Projection: 1st round pick
Nick Eubanks – TE
6’4″ 245 lbs
Eubanks checks a lot of boxes athletically, but never put it all together on the field at Michigan. His size gives him an ideal frame for an in-line tight end, but he is a sub-par blocker in both the run game and in pass protection. He tested very well athletically with a sub-4.6 40-yard dash which is an elite time for a tight end. His 3-cone drill was also very good for a tight end, and on tape he does show off those traits with the ability to get down the seam and stretch the middle of the defense. Eubanks is also good at locating the ball in the air and high-pointing the throw, but in traffic he can be a little hesitant of contact and needs to use his frame better to box out defenders. His athletic upside will probably be enough to get him to an NFL training camp in the fall, either as a late-round pick or an undrafted free agent.
Projection: Late Day 3 – 6th/7th round or UDFA
Nico Collins – WR
6’4″ 215 lbs
Collins opted out of 2020 but did take part in the Senior Bowl. He tested very well athletically at his Pro Day, including a blistering 4.43 40-yard dash which is impressive at his size.
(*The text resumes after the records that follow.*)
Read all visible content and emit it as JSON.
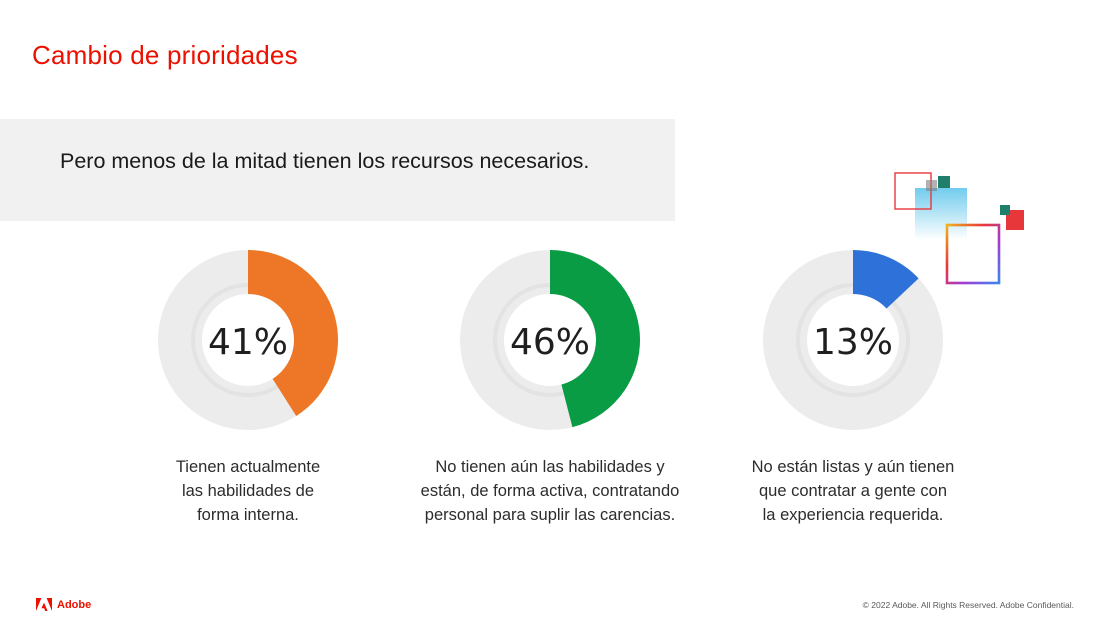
{
  "slide": {
    "title": "Cambio de prioridades",
    "subtitle": "Pero menos de la mitad tienen los recursos necesarios."
  },
  "chart_data": {
    "type": "donut",
    "items": [
      {
        "value": 41,
        "label": "41%",
        "color": "#ed7627",
        "caption_lines": [
          "Tienen actualmente",
          "las habilidades de",
          "forma interna."
        ]
      },
      {
        "value": 46,
        "label": "46%",
        "color": "#0a9b45",
        "caption_lines": [
          "No tienen aún las habilidades y",
          "están, de forma activa, contratando",
          "personal para suplir las carencias."
        ]
      },
      {
        "value": 13,
        "label": "13%",
        "color": "#2e72d9",
        "caption_lines": [
          "No están listas y aún tienen",
          "que contratar a gente con",
          "la experiencia requerida."
        ]
      }
    ]
  },
  "footer": {
    "brand": "Adobe",
    "copyright": "© 2022 Adobe. All Rights Reserved. Adobe Confidential."
  },
  "colors": {
    "accent": "#eb1000",
    "track": "#ececec",
    "band": "#f1f1f1"
  },
  "icons": {
    "brand_logo": "adobe-logo-icon",
    "decoration": "overlapping-squares-decoration"
  }
}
Collins’ speed is mostly straight-line speed and he is not sharp out of his breaks or explosive off the line. It takes Collins some time to get up to top speed but when he does he can blow by defensive backs. Collins is a natural hands-catcher and snatches the ball out away from his frame. He uses his size well to ward off defenders and wins combat catches. Collins is a very good downfield receiver but there are some questions about his route-running and ability to get open across the middle of the field. If he is seen as a “one trick pony” he may fall to the 3rd round like other guys who were seen as pure deep threats in the past, but he certainly has the upside to be an impactful player.
Projection: Day 2 – 2nd or 3rd round
Quinn Nordin – K
6’0″ 193 lbs
Nordin, like many collegiate kickers, had an inconsistent career. He was a highly-recruited high school prospect but never developed the consistency to be considered an NFL prospect. As a freshman he booted 2 of 3 from over 50 yards with a long of 55. His freshman year was his most consistent, but he still hit just 19 of 24 (79%). Nordin nailed a career-long 57-yarder as a junior but followed it up by connecting on just 2 of 5 as a senior.